Following a key partner's bowing out, the increased likelihood of the Permian to Gulf Coast oil pipeline project's being shelved is positive news for shareholders of Delek US Holdings Inc., analysts say, despite the company's effort to diversify its revenue stream away from the volatile refining business.
Amid growing concerns about a looming midstream infrastructure overbuild in the region, Magellan Midstream Partners LP said in a March 25 SEC filing that "it is unlikely that the … project as initially announced will proceed."
"We estimate [Delek's] 25% interest in PGC would have been at least $500 [million], a sizeable stake for a company with average capex of $250 [million] the past two years," Tudor, Pickering, Holt & Co. analysts wrote in a March 26 note. "This could have limited share buybacks during construction.
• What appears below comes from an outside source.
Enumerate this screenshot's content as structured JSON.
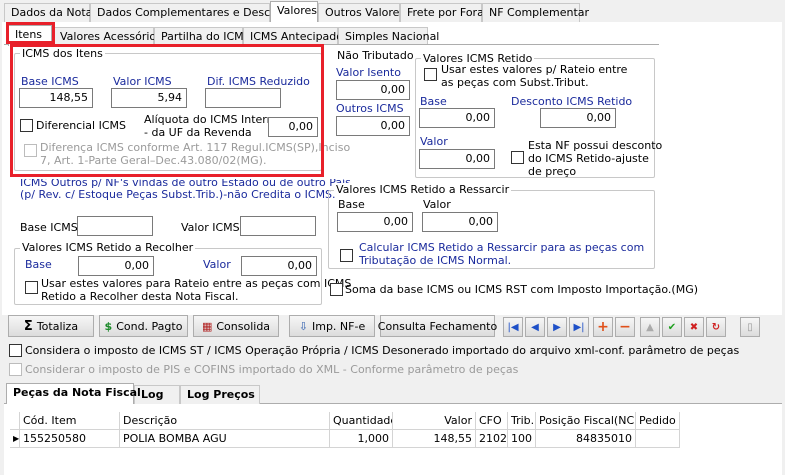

And … it's not clear that [Delek] would have received full valuation credit for the additional midstream EBITDA."
In a March 26 note, Mizuho analyst Paul Sankey noted the potential for wider Midland crude oil discounts "directly benefits" Delek.
According to the U.S. Energy Information Administration, Delek's four refineries have a total atmospheric crude distillation capacity of 311,000 barrels per calendar day.
According to Delek, its refining system's crude slate is heavily weighted toward Permian basin crude oil, with its 73,000 bbl/d Big Spring refinery running 100% Permian Basin crude oil priced at Midland.
During the company's Feb. 20 earnings call, Delek executives said refining segment contribution margin climbed to $235.3 million from $185.8 million seen during the same quarter a year ago because of wider crude oil discounts.
During remarks the same day, Delek executive vice president, CFO and principal accounting officer Kevin Kremke, who was succeeded by Assi Ginzburg March 5, said at a long-term average Midland crude oil discount to West Texas Intermediate of $2.50 per barrel, Delek's current operations have the ability to produce approximately $750 million of annual EBITDA.